Serginin en dikkat çekici eseri, “Man at his Bath” (1884). Bu tablo, sırtı dönük, iyi yapılı çıplak bir adamı havluyla üst gövdesini kurularken gösteriyor. Vücudunun gerçekçi ve güçlü tasviri, Caillebotte’un Degas’nın kadın nülerinden çok daha farklı, samimi ve uzun süreli bir bakış sunduğunu gözler önüne seriyor. Öte yandan, sanatçının tek kadın nü tablosu olan “Nude on a Couch” (yaklaşık 1880), bir kadını idealize etmeden, doğal bir haliyle resmediyor; bu da onun sanatsal yaklaşımının ne kadar benzersiz olduğunu vurguluyor.

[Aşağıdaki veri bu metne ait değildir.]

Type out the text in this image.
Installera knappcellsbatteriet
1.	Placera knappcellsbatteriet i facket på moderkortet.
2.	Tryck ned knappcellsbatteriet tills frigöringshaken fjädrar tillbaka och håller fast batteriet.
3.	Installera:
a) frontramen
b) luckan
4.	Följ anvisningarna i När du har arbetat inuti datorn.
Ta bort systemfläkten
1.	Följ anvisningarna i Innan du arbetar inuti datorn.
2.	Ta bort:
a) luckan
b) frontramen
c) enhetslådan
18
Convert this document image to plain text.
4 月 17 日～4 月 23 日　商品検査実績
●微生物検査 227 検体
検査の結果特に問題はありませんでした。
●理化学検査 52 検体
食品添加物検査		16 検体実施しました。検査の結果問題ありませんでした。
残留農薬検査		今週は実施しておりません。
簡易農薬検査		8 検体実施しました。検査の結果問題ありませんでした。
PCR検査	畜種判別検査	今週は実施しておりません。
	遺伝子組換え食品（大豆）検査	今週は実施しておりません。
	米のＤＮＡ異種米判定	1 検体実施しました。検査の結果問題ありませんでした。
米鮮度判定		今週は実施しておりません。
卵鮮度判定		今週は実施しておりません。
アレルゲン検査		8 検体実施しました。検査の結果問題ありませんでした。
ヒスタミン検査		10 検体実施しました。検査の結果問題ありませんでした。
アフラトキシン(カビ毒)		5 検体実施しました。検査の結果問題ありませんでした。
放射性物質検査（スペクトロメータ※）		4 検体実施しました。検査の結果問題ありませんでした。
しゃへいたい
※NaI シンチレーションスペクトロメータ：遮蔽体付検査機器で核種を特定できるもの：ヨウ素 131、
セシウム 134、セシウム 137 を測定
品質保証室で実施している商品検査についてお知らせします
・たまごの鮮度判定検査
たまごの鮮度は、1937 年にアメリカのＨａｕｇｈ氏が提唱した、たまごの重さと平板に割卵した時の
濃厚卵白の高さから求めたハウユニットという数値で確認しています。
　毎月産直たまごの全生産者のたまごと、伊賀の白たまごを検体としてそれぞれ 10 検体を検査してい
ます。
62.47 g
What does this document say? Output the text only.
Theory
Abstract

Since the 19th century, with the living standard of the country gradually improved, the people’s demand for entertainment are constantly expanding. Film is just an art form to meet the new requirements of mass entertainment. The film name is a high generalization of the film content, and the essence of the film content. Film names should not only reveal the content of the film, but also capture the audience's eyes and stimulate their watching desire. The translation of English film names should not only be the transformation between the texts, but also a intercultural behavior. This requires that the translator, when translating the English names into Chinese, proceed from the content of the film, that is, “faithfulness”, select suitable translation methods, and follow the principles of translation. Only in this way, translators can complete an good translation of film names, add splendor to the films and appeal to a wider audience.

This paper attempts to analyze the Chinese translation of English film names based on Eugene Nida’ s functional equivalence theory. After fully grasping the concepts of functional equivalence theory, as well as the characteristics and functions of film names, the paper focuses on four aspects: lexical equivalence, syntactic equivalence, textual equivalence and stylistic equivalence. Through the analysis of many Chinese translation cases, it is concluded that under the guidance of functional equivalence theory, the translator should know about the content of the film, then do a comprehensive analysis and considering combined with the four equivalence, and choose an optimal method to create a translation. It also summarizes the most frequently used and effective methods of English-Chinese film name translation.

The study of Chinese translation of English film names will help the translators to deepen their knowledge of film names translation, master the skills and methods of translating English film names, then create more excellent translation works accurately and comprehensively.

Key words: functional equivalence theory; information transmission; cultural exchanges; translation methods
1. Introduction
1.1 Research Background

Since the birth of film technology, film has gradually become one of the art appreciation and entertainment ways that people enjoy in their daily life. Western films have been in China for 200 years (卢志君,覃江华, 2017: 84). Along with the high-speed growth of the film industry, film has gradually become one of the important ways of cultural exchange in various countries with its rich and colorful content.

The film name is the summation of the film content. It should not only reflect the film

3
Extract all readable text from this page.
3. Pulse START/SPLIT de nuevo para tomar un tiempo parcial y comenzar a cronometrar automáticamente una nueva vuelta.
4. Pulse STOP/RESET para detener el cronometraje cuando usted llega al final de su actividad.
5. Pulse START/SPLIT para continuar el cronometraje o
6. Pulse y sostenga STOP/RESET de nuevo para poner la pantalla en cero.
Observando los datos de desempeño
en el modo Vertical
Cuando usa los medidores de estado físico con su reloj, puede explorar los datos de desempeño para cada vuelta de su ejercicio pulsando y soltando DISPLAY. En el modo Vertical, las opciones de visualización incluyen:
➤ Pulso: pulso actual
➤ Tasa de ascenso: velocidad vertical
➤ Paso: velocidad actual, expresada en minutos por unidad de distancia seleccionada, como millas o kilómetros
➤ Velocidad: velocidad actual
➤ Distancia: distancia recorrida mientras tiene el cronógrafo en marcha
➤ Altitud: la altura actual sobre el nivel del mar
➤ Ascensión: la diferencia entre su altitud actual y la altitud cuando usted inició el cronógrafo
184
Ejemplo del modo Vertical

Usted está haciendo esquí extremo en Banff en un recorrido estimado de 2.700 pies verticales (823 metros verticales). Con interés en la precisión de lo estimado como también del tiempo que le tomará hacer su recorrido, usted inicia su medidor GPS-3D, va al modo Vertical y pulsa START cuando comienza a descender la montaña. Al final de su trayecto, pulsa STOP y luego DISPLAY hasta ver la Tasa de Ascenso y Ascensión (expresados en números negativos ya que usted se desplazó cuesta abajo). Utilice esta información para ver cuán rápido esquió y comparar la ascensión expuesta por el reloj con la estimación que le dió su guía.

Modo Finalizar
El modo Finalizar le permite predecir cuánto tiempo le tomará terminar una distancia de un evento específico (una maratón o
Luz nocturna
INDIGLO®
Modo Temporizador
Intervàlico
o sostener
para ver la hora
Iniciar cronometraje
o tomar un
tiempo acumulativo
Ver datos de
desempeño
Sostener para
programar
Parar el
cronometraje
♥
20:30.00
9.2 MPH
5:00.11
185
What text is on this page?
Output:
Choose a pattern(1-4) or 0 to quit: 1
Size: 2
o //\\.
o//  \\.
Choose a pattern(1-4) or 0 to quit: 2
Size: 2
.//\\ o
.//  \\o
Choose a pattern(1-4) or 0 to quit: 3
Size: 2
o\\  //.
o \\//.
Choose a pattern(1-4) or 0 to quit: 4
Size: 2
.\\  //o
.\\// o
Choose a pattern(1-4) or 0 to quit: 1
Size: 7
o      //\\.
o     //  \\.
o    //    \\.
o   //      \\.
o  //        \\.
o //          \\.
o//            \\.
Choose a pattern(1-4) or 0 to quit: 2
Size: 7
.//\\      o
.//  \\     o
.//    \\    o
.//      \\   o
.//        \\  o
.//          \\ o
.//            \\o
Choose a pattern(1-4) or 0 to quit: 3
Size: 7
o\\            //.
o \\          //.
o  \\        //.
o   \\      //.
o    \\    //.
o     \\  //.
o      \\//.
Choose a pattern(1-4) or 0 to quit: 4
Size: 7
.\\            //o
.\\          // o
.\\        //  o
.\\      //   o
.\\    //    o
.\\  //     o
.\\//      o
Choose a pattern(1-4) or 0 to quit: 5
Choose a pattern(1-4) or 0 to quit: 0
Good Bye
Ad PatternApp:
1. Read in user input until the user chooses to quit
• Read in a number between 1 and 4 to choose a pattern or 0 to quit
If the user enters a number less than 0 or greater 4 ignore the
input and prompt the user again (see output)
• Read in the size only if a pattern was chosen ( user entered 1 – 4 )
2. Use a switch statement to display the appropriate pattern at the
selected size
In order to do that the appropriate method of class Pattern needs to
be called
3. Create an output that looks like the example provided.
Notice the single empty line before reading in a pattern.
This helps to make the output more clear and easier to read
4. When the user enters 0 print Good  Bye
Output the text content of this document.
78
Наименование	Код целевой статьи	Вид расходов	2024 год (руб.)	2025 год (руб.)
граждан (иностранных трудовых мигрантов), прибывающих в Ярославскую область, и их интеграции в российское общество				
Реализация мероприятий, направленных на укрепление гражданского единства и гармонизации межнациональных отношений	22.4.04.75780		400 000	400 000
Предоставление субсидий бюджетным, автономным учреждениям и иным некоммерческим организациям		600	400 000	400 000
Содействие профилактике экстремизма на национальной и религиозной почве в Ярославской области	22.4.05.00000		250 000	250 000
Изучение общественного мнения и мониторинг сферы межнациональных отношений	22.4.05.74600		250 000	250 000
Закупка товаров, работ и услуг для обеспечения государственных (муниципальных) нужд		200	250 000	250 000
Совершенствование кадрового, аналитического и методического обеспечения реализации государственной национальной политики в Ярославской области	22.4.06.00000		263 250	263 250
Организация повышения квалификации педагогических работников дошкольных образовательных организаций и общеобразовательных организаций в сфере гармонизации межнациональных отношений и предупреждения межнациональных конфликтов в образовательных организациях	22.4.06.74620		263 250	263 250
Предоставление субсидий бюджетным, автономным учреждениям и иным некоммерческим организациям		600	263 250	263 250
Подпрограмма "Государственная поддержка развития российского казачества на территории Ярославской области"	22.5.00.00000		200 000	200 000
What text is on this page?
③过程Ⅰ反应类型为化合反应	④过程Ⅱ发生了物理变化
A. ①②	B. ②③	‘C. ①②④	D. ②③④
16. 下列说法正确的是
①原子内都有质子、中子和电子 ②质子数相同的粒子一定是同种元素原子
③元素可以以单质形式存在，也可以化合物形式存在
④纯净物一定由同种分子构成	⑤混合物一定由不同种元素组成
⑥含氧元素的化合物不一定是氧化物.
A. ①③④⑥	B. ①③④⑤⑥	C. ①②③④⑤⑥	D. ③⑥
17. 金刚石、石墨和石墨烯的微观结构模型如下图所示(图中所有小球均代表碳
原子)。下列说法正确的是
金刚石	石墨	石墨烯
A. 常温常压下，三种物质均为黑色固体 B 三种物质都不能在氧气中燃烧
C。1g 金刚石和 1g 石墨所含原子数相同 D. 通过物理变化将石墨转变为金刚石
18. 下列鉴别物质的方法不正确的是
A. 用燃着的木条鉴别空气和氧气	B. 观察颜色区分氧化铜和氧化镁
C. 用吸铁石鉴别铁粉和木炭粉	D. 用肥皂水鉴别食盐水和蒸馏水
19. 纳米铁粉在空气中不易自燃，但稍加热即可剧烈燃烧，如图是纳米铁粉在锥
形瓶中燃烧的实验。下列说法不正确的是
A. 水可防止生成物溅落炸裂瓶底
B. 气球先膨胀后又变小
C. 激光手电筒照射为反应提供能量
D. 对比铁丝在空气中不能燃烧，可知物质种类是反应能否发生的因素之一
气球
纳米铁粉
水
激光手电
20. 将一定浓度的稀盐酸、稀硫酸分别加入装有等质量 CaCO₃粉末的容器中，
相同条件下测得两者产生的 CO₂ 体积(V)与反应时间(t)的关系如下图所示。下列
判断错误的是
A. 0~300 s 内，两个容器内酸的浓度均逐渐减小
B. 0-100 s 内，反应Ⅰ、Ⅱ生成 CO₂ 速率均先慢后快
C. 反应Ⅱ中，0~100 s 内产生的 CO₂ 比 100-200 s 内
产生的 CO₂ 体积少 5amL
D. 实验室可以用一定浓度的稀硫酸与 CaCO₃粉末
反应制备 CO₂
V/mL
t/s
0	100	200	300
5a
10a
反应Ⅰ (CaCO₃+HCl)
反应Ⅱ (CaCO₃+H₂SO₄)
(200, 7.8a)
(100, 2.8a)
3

Açıkça baştan çıkarıcı eserlerin yanı sıra, sergi genel olarak erkeklerin günlük yaşamlarını konu alıyor. Haute-bourgeois (yüksek burjuva) çevresinden erkekler, balkonlarda takılırken, yelken yaparken, iskambil oynarken veya gazete okurken resmedilmiş. Ancak Caillebotte, dikkatini işçi sınıfına da çeviriyor. En ünlü tablosu “Floor Scrapers” (1875), ahşap bir zeminde, aletleriyle çalışan üç çıplak gövdeli adamı gösteriyor. Bu unutulmaz eser, erkek işçi bedenini zarif bir geometriyle ve yoğun bir estetikle ele alıyor.
Caillebotte, varlıklı bir aileden geldiği için eserlerini satmak zorunda değildi. Bu finansal özgürlük, onun deneysel çalışmalara yönelmesine ve sıra dışı perspektifler keşfetmesine olanak sağladı. O, resimlerinde sadece gördüğünü değil, aynı zamanda izleyicinin içine girebileceği bir atmosfer yaratıyordu.
Sergi, bize Empresyonist sanatın genellikle gözden kaçan bir yönünü gösteriyor. Güneşli ve aydınlık sahnelerin ötesinde, bu akımın bacaların isi, aile dinamiklerindeki gerilimler, doğaya duyulan özlem, içki, yoksulluk ve hatta fuhuş gibi daha sert gerçeklikleri de içerdiğini hatırlatıyor. Ve şimdi, Caillebotte’un erkek bedeninin de çekici olabileceğini öne süren kışkırtıcı bakışıyla, bu akım daha da zenginleşiyor.
Sergi Adı: Gustave Caillebotte: Painting His World
Yer: The Art Institute of Chicago
Tarih: 5 Ekim’e kadar devam ediyor.
Küratörler: Gloria Groom (Art Institute of Chicago), Scott Allan (J. Paul Getty Museum), Paul Perrin (Musée d’Orsay).